February 14, 2006|by ROWAN COPLEY

Around me are the sounds of unpacking, unrolling, setting up.

People begin turning on their computers and the room is filled with a quiet humming. The lights go out and the only illumination comes from monitors and colorful LEDs lighting computers' insides. Milling around subsides as people sit down at their rigs and start to game.

A 12-hour LAN gaming marathon, organized by Hagerstown Community College's Jack Drooger and hosted at HCC's Valley Mall facility in early February, was a chance for fellow gaming fanatics to get together, with their own computers and games, and play over a Local Area Network (LAN).

By the time I get there, scattered gaming has begun in little pockets already. Most people come with a couple friends, and they usually have their own games that they play.


Contrary to the popular stereotype, "geeks" are not antisocial Internet junkie gamers who spend their lives alone in their mom's basement - those are what we call "nerds." Geeks are typically quite a social lot, going to LAN parties like HCC's, arguing in online chatrooms or hanging out online in World of Warcraft.

Geekdom isn't confined to computers, but most geeks have a certain love of technology. Still, not everyone at a LAN is a geek. Gaming has become quite the mainstream hobby nowadays. The video-game industry recently passed the film industry in profits.

A few hours after the initial 10 a.m. start-up time, my friend Jon arrives and we have to literally jump-start his computer with two wires and a nickel. It takes him five or 10 minutes to debug errors, and just as he's getting his computer to start booting Windows, the circuit blows. Half the room's computers go black.

"Huh, I guess now you'll have to do it all over again," says Stefan Wilk, a fellow geek. Luckily, the pizza arrives soon after we blow the power.

A lot of my geek friends are into computer making and "modding" - modifying them - which is basically taking apart computers, upgrading them and redesigning their cases to make them look cooler. And why not? Playing around with things and trying to make them better is a good way to learn.

Of course, building your own system has drawbacks, and one of those is reliability. When you're continuously shuffling parts and storing fragile hard drives on your dresser top, things are bound to go wrong a bit more often than for your average Dell user.
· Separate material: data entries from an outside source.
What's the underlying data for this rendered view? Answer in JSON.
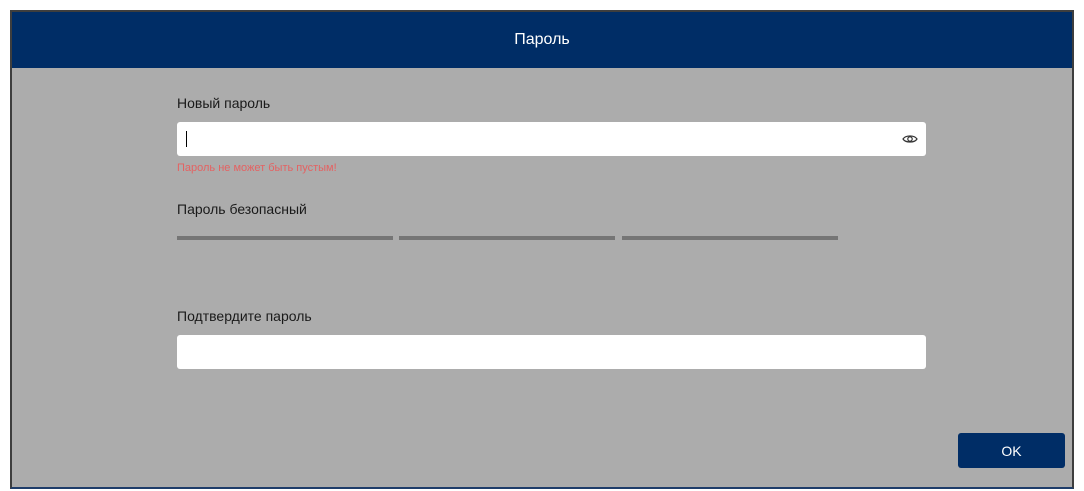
{
  "dialog": {
    "title": "Пароль"
  },
  "new_password": {
    "label": "Новый пароль",
    "value": "",
    "error": "Пароль не может быть пустым!",
    "visibility_icon": "eye-icon"
  },
  "strength": {
    "label": "Пароль безопасный",
    "segments": 3,
    "filled_segments": 0
  },
  "confirm_password": {
    "label": "Подтвердите пароль",
    "value": ""
  },
  "footer": {
    "ok_label": "OK"
  },
  "colors": {
    "titlebar": "#002d66",
    "background": "#acacac",
    "error": "#e46262",
    "strength_empty": "#757575"
  }
}
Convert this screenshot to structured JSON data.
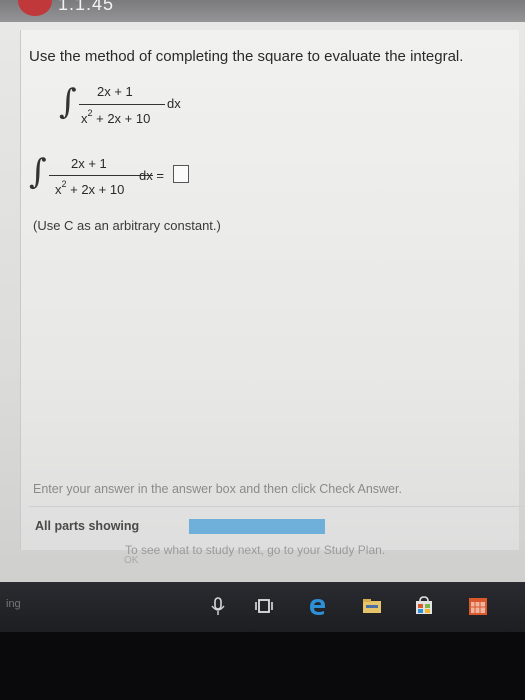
{
  "header": {
    "title": "1.1.45"
  },
  "problem": {
    "instruction": "Use the method of completing the square to evaluate the integral.",
    "numerator": "2x + 1",
    "denominator_x": "x",
    "denominator_exp": "2",
    "denominator_rest": " + 2x + 10",
    "dx": "dx",
    "dx_equals": "dx =",
    "note": "(Use C as an arbitrary constant.)"
  },
  "footer": {
    "hint": "Enter your answer in the answer box and then click Check Answer.",
    "all_parts": "All parts showing",
    "study_plan": "To see what to study next, go to your Study Plan.",
    "button_partial": "OK"
  },
  "taskbar": {
    "left_label": "ing",
    "icons": [
      "microphone-icon",
      "task-view-icon",
      "edge-browser-icon",
      "file-explorer-icon",
      "store-icon",
      "calendar-app-icon"
    ]
  },
  "colors": {
    "progress": "#6fb0db",
    "badge": "#c0383a",
    "edge": "#2d8fd6",
    "store": "#d9582c"
  }
}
Yeah, I've had to reinstall Windows more times than I can count.

But, for geeks, it's the spirit of the thing. We do things our way, we learn from our mistakes, and, eventually we can do some cool things.
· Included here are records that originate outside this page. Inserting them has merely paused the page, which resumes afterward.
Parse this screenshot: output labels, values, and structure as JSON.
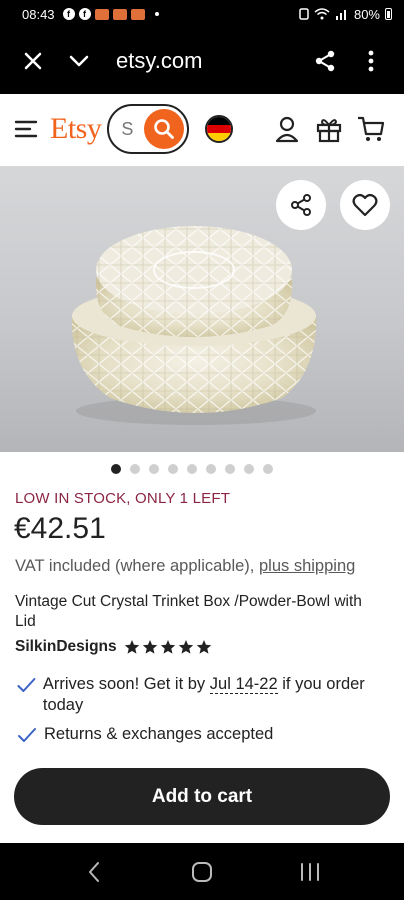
{
  "status_bar": {
    "time": "08:43",
    "battery": "80%"
  },
  "browser": {
    "url": "etsy.com"
  },
  "header": {
    "logo": "Etsy",
    "search_placeholder": "S"
  },
  "carousel": {
    "total_images": 9,
    "active_index": 0
  },
  "product": {
    "stock_notice": "LOW IN STOCK, ONLY 1 LEFT",
    "price": "€42.51",
    "vat_text": "VAT included (where applicable),",
    "shipping_link": "plus shipping",
    "title": "Vintage Cut Crystal Trinket Box /Powder-Bowl with Lid",
    "shop_name": "SilkinDesigns",
    "rating_stars": 5
  },
  "features": {
    "arrival_prefix": "Arrives soon! Get it by",
    "arrival_dates": "Jul 14-22",
    "arrival_suffix": "if you order today",
    "returns": "Returns & exchanges accepted"
  },
  "actions": {
    "add_to_cart": "Add to cart"
  },
  "colors": {
    "accent": "#f1641e",
    "stock": "#8b2543",
    "button": "#222222"
  },
  "icons": [
    "close-icon",
    "chevron-down-icon",
    "share-icon",
    "more-vert-icon",
    "menu-icon",
    "search-icon",
    "germany-flag-icon",
    "user-icon",
    "gift-icon",
    "cart-icon",
    "heart-icon",
    "star-icon",
    "check-icon",
    "back-icon",
    "home-icon",
    "recents-icon"
  ]
}
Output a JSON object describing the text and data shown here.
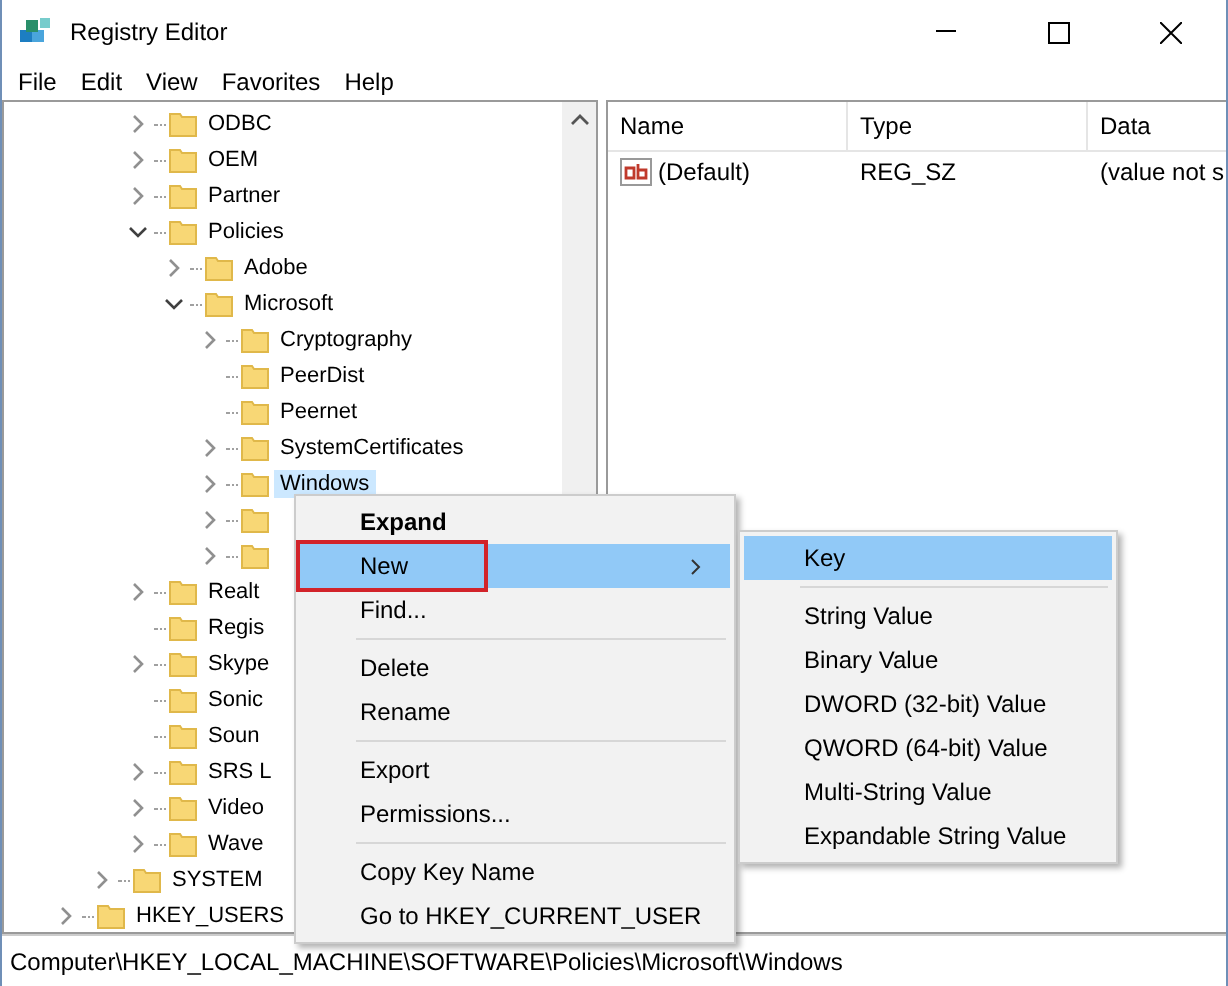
{
  "window": {
    "title": "Registry Editor"
  },
  "menu_bar": [
    "File",
    "Edit",
    "View",
    "Favorites",
    "Help"
  ],
  "tree": [
    {
      "kind": "offscreen",
      "children": [
        {
          "kind": "offscreen",
          "children": [
            {
              "kind": "offscreen",
              "children": [
                {
                  "kind": "branch",
                  "label": "ODBC",
                  "expanded": false,
                  "selected": false
                },
                {
                  "kind": "branch",
                  "label": "OEM",
                  "expanded": false,
                  "selected": false
                },
                {
                  "kind": "branch",
                  "label": "Partner",
                  "expanded": false,
                  "selected": false
                },
                {
                  "kind": "branch",
                  "label": "Policies",
                  "expanded": true,
                  "selected": false,
                  "children": [
                    {
                      "kind": "branch",
                      "label": "Adobe",
                      "expanded": false,
                      "selected": false
                    },
                    {
                      "kind": "branch",
                      "label": "Microsoft",
                      "expanded": true,
                      "selected": false,
                      "children": [
                        {
                          "kind": "branch",
                          "label": "Cryptography",
                          "expanded": false,
                          "selected": false
                        },
                        {
                          "kind": "leaf",
                          "label": "PeerDist",
                          "selected": false
                        },
                        {
                          "kind": "leaf",
                          "label": "Peernet",
                          "selected": false
                        },
                        {
                          "kind": "branch",
                          "label": "SystemCertificates",
                          "expanded": false,
                          "selected": false
                        },
                        {
                          "kind": "branch",
                          "label": "Windows",
                          "expanded": false,
                          "selected": true
                        },
                        {
                          "kind": "branch",
                          "expanded": false,
                          "selected": false
                        },
                        {
                          "kind": "branch",
                          "expanded": false,
                          "selected": false
                        }
                      ]
                    }
                  ]
                },
                {
                  "kind": "branch",
                  "label": "Realt",
                  "expanded": false,
                  "selected": false
                },
                {
                  "kind": "leaf",
                  "label": "Regis",
                  "selected": false
                },
                {
                  "kind": "branch",
                  "label": "Skype",
                  "expanded": false,
                  "selected": false
                },
                {
                  "kind": "leaf",
                  "label": "Sonic",
                  "selected": false
                },
                {
                  "kind": "leaf",
                  "label": "Soun",
                  "selected": false
                },
                {
                  "kind": "branch",
                  "label": "SRS L",
                  "expanded": false,
                  "selected": false
                },
                {
                  "kind": "branch",
                  "label": "Video",
                  "expanded": false,
                  "selected": false
                },
                {
                  "kind": "branch",
                  "label": "Wave",
                  "expanded": false,
                  "selected": false
                }
              ]
            },
            {
              "kind": "branch",
              "label": "SYSTEM",
              "expanded": false,
              "selected": false
            }
          ]
        },
        {
          "kind": "branch",
          "label": "HKEY_USERS",
          "expanded": false,
          "selected": false
        }
      ]
    }
  ],
  "values_list": {
    "columns": [
      "Name",
      "Type",
      "Data"
    ],
    "rows": [
      {
        "name": "(Default)",
        "type": "REG_SZ",
        "data": "(value not s"
      }
    ]
  },
  "context_menu": [
    {
      "kind": "default",
      "label": "Expand",
      "selected": false
    },
    {
      "kind": "submenu",
      "label": "New",
      "selected": true,
      "framed": true
    },
    {
      "kind": "item",
      "label": "Find...",
      "selected": false
    },
    {
      "kind": "separator"
    },
    {
      "kind": "item",
      "label": "Delete",
      "selected": false
    },
    {
      "kind": "item",
      "label": "Rename",
      "selected": false
    },
    {
      "kind": "separator"
    },
    {
      "kind": "item",
      "label": "Export",
      "selected": false
    },
    {
      "kind": "item",
      "label": "Permissions...",
      "selected": false
    },
    {
      "kind": "separator"
    },
    {
      "kind": "item",
      "label": "Copy Key Name",
      "selected": false
    },
    {
      "kind": "item",
      "label": "Go to HKEY_CURRENT_USER",
      "selected": false
    }
  ],
  "submenu": [
    {
      "kind": "item",
      "label": "Key",
      "selected": true
    },
    {
      "kind": "separator"
    },
    {
      "kind": "item",
      "label": "String Value",
      "selected": false
    },
    {
      "kind": "item",
      "label": "Binary Value",
      "selected": false
    },
    {
      "kind": "item",
      "label": "DWORD (32-bit) Value",
      "selected": false
    },
    {
      "kind": "item",
      "label": "QWORD (64-bit) Value",
      "selected": false
    },
    {
      "kind": "item",
      "label": "Multi-String Value",
      "selected": false
    },
    {
      "kind": "item",
      "label": "Expandable String Value",
      "selected": false
    }
  ],
  "status_bar": "Computer\\HKEY_LOCAL_MACHINE\\SOFTWARE\\Policies\\Microsoft\\Windows"
}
A great way to bring people together at a LAN is to have a game which can be distributed (legally, of course) to everyone to install and play. So Drooger brought the FPS "Wolfenstein: Enemy Terretory," which is actually a partially made sequel to the original "Wolfenstein" game, released for free before it could be completed.

Throughout the HCC LAN, there is a gradual migration from game to game. For the major games - involving most of the people in the room - if enough people leave, the game is abandoned. It goes something like: "Where did all the people go?" Check player list. "Gahh! I'm the only one on the server!"
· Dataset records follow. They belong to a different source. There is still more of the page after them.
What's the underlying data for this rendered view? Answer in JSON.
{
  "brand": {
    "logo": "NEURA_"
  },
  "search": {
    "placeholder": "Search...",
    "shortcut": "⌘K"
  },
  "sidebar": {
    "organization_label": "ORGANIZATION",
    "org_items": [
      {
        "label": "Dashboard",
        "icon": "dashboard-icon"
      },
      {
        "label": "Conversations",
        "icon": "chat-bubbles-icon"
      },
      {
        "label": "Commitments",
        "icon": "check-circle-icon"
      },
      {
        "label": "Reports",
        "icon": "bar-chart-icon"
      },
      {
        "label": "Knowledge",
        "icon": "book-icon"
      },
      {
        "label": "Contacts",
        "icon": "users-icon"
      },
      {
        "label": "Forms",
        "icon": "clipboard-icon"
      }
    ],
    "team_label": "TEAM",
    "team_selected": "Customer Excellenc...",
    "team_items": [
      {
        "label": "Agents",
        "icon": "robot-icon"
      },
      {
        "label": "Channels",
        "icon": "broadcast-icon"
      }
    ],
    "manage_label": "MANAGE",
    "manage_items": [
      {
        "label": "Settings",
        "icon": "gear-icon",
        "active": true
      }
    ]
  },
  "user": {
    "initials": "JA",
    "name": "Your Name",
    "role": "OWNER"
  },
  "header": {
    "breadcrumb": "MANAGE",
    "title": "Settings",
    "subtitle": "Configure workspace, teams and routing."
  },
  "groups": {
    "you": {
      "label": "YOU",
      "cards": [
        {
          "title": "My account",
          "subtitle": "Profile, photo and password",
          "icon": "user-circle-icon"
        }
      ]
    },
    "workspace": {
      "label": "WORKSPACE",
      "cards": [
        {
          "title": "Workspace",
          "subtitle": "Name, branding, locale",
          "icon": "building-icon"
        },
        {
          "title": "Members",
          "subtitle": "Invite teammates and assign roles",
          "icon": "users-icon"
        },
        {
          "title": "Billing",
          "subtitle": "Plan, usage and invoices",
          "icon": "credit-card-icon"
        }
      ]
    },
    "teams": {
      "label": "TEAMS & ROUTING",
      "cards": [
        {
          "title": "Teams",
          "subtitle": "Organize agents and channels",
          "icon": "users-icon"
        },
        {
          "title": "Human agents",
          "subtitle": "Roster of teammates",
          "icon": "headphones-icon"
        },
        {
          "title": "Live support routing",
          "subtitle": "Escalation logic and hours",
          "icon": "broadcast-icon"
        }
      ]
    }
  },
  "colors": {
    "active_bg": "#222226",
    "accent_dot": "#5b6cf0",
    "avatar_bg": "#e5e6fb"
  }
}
At around 6 p.m., I get up and walk around and notice how suddenly empty the room is. Across the room, almost the entire table of gamers has cleared out, and other people are heading out as well. Things are winding down.

Drooger admits it's a little early, but not really unexpected. It's open until 10, but he didn't expect everyone to stay for that long.

There is an impulsive atmosphere at a LAN. It's not uncommon for gamers to go out and buy a game, go out for pizza, walk over to Radio Shack and buy new hardware, or even reconfig their system or install a new operating system.

LANs aren't all about games. Sometimes, people will cluster around a computer to watch funny videos found on the Web. Then there are things like instant-messaging someone three feet away from you, which is patently absurd but undeniably funny in a very geeky way.

LANs are a community of kindred souls sharing an experience.